Polestar makes a big deal of its sustainability attempts. That has driven a heavy inclination to recycled materials, but used in a stylish manner. Just to get you used to the terminology, there’s Bio-attributed MicroTech fabric, welfare-secured wool, recycled PET and Econyl (the nylon-esque stuff made from old recycled plastic bottles), repurposed aluminium and again, ‘welfare-secured’ Nappa leather from Bridge of Weir.
Whether all this needs to be labelled self-righteously in various places around the cabin is another matter.
Anyway, the most environmentally costly part of manufacture isn't the trim materials but the CO2 in minerals and metals sourcing, and this is falling. The cradle-to-gate (manufacturing) carbon debt of the Polestar 3 is actually smaller than the Polestar 2 when that was first launched.
How about that controversial interface?
A 14.5in portrait display in the centre console that dominates, with a little driver’s display in front, plus an optional head-up display. The big screen feels slightly out of place; something a little less ‘stuck on’ would be nicer, but you can see why it’s needed.
Android Automotive OS is underlying the operating system, so there’s Google baked in, with all the functionality that brings, and yes, there’s Apple CarPlay. It’s also pretty well connected, running Qualcomm Technologies Snapdragon as a base, so the graphics are crisp and well-rendered. There’s the usual over-the-air updates too, so the P3 should stay up to date.

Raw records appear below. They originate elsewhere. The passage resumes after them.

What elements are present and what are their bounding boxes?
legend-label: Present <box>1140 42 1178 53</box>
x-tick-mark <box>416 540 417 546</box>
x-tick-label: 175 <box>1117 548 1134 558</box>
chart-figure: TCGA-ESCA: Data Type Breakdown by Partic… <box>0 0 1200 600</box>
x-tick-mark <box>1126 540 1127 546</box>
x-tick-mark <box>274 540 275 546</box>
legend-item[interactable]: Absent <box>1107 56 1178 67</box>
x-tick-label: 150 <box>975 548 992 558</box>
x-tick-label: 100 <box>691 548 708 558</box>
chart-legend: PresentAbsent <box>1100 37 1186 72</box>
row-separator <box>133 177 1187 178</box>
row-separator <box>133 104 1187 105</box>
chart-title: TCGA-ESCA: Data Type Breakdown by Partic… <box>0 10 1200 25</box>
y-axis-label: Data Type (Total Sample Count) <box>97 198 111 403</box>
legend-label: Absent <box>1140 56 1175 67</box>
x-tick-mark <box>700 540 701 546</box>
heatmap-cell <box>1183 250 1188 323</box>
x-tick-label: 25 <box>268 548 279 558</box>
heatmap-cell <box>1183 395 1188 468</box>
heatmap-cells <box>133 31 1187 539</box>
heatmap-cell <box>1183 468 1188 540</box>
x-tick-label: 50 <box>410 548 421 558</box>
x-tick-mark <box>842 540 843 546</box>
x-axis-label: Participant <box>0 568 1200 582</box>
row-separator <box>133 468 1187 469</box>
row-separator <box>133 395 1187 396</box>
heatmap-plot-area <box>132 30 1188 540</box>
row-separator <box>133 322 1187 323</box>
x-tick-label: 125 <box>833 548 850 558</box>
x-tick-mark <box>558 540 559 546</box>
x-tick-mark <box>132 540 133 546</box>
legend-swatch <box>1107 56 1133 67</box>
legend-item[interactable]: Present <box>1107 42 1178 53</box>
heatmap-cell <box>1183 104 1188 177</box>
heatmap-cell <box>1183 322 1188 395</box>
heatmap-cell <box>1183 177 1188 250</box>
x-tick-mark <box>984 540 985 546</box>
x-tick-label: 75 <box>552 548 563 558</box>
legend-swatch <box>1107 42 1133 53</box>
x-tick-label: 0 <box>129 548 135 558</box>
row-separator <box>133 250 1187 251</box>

The issue comes with a lack of physical buttons and poor screen configurability. The big screen is zoned so that certain functions are always in the same place - climate at the bottom, moveable widgets at the top - and you can split the top of the screen according to preference.
But other controls move about confusingly: there's a bar on the screen that's a conveyor of icons for the functions you most recently used. So any given one will change position, and disappear altogether after a time. Which means a lengthy glance off the road as you try to figure it out. Aaargh.

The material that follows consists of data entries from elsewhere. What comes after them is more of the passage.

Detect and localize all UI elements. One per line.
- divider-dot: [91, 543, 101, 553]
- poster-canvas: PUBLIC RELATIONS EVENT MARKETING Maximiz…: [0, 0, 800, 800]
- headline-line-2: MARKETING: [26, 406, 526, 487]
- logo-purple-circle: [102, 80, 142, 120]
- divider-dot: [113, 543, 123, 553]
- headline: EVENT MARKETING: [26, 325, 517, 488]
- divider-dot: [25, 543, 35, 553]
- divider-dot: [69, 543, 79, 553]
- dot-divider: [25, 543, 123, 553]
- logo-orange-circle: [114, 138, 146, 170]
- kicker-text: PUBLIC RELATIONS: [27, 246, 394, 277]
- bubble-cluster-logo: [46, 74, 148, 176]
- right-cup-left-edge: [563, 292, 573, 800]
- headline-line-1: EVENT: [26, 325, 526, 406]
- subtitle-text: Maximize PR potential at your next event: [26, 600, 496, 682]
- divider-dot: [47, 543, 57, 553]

In any case many drive configuration functions and driver-assist systems are buried deep in menus. Hit the little 'car' icon, then a tab, then a drop-down, then the switch you wanted. It can be maddening and feels perilous while you're also trying to, y'know, drive an actual car.
Bottom line, the screen is big but there's far too little scope to let you use its area to set up shortcuts you might want. Interesting to see that the cheaper Polestar 4 – which has a wholly different platform – is much better in this respect.
Is it practical?
Very. The packaging takes full advantage of the electric-only platform. The long wheelbase allows for a big shallow battery, giving heaps of rear legroom, and the floor isn't too high, so rear passengers can tuck their feet under the front seats.
It’s a genuinely nice place to be, front or back. Plus there’s loads of places to charge phones and store stuff, and a big dual-level centre console.
Shout out to the Bowers & Wilkins stereo by the way. It’s standard on the first cars, an option on the later ones, but 25-speaker’s-worth of Dolby Atmos goodness. If you like your tunes, you’ll want to option it.
There’s a 484-litre boot, with a useful under-floor bin. It swells to 1,411-litres if you drop the seats, which is fine if not cavernous. There’s also a useful 32-litre frunk.
Oh, and it’ll tow; 750kg unbraked, 2,200kg braked. A switch in the boot deploys an optional electric towbar; another lowers then raises the air suspension to couple the ball hitch.